The Chamber is less a legal thriller and more of a novel wrestling with moral themes, and reckoning with the past. This novel made me think long and deep about the death penalty in high school, which is more than any bombastic political arguments could have done.
The Rainmaker (1995) This duels with
The Last Juror as my favorite, and it may not be an accident that they're both first-person novels. Young Rudy Baylor, a bankrupt law school grad, stumbles upon a gold mine of a case while at a legal clinic. The novel turns into a genuine David vs Goliath story, and has the most comprehensive depiction of a legal trial from soup to nuts I've ever encountered.
The Street Lawyer (1998). A prosperous but unhappy big city attorney suddenly finds a way to find meaning in his life when his office is held hostage by a homeless man with a mission.
The Brethren (2000). I debated including this one on here, because I hate the ending. The setup, though, is fun. Three disgraced judges locked up in a federal pen are using their time in exile to scam up money for themselves by targeting closeted gay men for blackmail. When they accidentally snare a man handpicked by the CIA to be the next president things get interesting. I mostly enjoy this one for the execution of the scam; I found the mundane details of how the judges passed messages and money back and forth interesting.
The King of Torts (2003) Ah, this one is fun. A young attorney becomes a hotshot multimillionaire when he is invited into the world of mass torts, but it's definitely a rise and fall situation. The novel is interesting in that while Grisham uses it to talk a little politics -- as he usually does -- there's no hard line here.
The Last Juror (2004). One of Grisham's more interesting novels; this one follows a couple of decades in the life of Willie Traynor, a weekly newspaper publisher, and through his press the life of Clanton, MS as Vietnam and suburbanization set their sights on American small towns. The story is tied together through a legal case involving a brutal murder, the memory of which keeps revisiting the town.
The Unfavorites
The Associate, 2009. A rather obvious attempt to make a story out of the Duke lacross team scandal, but instead of focusing on that, Grisham uses it to dive into some conspiracy thriller involving blackmail and defense contracts. I enjoyed it at the time, although the ending was...underwhelming. It has not improved in memory.
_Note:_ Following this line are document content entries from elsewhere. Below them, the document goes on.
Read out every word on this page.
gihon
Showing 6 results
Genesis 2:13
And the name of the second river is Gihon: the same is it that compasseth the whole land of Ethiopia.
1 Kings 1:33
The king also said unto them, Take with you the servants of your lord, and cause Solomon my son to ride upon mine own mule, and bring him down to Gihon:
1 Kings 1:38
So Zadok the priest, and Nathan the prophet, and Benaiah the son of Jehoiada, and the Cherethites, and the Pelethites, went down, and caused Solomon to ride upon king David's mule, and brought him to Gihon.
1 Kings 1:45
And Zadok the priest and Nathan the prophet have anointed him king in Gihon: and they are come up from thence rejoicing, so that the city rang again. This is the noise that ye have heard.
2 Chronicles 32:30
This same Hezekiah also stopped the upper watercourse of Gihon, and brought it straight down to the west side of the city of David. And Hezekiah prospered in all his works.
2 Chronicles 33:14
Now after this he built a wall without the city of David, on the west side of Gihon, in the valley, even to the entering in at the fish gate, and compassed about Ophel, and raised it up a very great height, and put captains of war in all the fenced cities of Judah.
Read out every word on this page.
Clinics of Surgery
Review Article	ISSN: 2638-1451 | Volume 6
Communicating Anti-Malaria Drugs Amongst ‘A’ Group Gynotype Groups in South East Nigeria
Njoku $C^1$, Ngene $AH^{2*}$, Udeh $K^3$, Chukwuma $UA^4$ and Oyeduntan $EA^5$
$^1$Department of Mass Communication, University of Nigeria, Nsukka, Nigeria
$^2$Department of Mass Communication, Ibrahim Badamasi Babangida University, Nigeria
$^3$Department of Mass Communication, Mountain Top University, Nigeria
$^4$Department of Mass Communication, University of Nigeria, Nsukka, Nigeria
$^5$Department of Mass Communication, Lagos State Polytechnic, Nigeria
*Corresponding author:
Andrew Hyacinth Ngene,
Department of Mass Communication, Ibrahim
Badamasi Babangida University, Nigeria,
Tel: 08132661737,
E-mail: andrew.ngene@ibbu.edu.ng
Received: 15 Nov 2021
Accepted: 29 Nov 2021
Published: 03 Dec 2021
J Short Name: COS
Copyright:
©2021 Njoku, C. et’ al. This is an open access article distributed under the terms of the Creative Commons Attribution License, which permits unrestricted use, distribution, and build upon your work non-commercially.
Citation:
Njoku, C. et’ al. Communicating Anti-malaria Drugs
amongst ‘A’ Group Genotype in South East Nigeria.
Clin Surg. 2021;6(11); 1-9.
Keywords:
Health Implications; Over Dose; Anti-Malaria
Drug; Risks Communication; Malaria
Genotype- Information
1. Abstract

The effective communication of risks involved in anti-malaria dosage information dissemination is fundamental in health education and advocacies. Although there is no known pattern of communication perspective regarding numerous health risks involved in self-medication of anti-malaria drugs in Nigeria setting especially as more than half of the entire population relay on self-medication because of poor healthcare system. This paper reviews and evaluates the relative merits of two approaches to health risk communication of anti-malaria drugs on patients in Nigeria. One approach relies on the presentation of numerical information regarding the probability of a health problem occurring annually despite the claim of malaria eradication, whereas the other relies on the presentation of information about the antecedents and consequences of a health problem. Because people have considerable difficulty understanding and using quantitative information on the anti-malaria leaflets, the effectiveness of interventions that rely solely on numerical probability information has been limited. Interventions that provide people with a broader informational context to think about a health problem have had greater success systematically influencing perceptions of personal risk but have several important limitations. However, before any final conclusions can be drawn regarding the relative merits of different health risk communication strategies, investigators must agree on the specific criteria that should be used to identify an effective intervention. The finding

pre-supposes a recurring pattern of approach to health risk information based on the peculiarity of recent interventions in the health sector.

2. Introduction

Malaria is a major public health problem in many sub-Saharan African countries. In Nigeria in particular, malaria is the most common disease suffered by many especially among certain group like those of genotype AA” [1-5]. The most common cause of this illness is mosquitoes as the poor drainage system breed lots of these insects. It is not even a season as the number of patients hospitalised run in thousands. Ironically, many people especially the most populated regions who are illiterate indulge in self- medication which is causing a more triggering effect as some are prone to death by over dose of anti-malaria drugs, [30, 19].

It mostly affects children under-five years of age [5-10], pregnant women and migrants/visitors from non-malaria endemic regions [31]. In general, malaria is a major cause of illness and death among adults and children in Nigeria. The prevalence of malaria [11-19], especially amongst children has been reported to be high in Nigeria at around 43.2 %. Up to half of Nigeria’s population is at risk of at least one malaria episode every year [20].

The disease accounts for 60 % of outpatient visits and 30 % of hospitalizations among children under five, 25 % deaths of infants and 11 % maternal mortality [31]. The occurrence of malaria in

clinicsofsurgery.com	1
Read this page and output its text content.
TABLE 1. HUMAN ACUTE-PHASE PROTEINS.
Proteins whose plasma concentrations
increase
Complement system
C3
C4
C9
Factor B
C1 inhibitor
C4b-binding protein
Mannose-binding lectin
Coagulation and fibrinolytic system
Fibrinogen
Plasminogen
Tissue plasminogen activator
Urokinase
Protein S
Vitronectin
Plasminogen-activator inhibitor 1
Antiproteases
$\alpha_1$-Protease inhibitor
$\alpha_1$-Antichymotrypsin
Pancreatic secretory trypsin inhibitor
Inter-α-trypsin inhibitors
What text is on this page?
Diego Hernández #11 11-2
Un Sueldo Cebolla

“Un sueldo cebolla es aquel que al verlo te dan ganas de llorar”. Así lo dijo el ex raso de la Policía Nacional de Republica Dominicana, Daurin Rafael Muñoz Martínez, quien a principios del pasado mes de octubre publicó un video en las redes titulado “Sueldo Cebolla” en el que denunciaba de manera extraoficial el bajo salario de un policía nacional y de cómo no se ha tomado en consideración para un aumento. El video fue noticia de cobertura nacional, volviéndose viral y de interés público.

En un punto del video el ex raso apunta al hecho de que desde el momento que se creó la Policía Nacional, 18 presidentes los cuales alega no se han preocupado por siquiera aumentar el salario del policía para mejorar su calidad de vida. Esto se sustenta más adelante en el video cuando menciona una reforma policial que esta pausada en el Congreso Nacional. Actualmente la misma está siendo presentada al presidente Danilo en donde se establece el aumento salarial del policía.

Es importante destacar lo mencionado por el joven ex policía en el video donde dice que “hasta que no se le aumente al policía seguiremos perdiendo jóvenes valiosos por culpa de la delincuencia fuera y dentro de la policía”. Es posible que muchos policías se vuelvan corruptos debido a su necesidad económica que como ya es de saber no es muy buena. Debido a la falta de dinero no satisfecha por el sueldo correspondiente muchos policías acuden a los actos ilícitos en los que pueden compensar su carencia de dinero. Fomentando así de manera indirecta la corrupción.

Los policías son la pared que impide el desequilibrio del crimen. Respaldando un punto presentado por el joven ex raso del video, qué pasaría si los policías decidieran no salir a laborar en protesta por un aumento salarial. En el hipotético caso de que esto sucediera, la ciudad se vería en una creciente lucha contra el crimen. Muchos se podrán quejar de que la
Grey Mountain, 2014. A premise with great potential is squandered by feckless lead character bobbing around like flotsam in a story that goes nowhere and serves only to bludgeon the reader with a message: Big Coal is Bad.
The Appeal, 2008. The first Grisham novel I read and wished I could have the time and money spent on it back. It's a depressing tale of a mass tort case and crooked elections.
The Racketeer (2012): a bumbling lawyer who drifts into even more
bumbling fraud morphs into a criminal mastermind while in prison, lying
even to the reader. An unbelievable and obnoxious potboiler.
Rogue Lawyer (2015): nonstop despair, brooding, and violence, with a premise entirely too much like Connelly's
The Lincoln Lawyer. Easily my most unfavorite, and if it weren't for the fact that I receive Grisham books as Christmas gifts by people who would be annoyed if I disposed of them, I would have set fire to this one as soon as I read it. Absolutely
The Worst.
I'm not sure what to make of the fact that I apparently enjoyed Grisham's earlier works far more than his recent ones. I've changed as a reader, I'm sure, just as I'm sure Grisham has changed as a writer: when he releases 1.5 books every year,
a decrease in quality over time isn't that surprising. Even if ideas don't run out, passion can.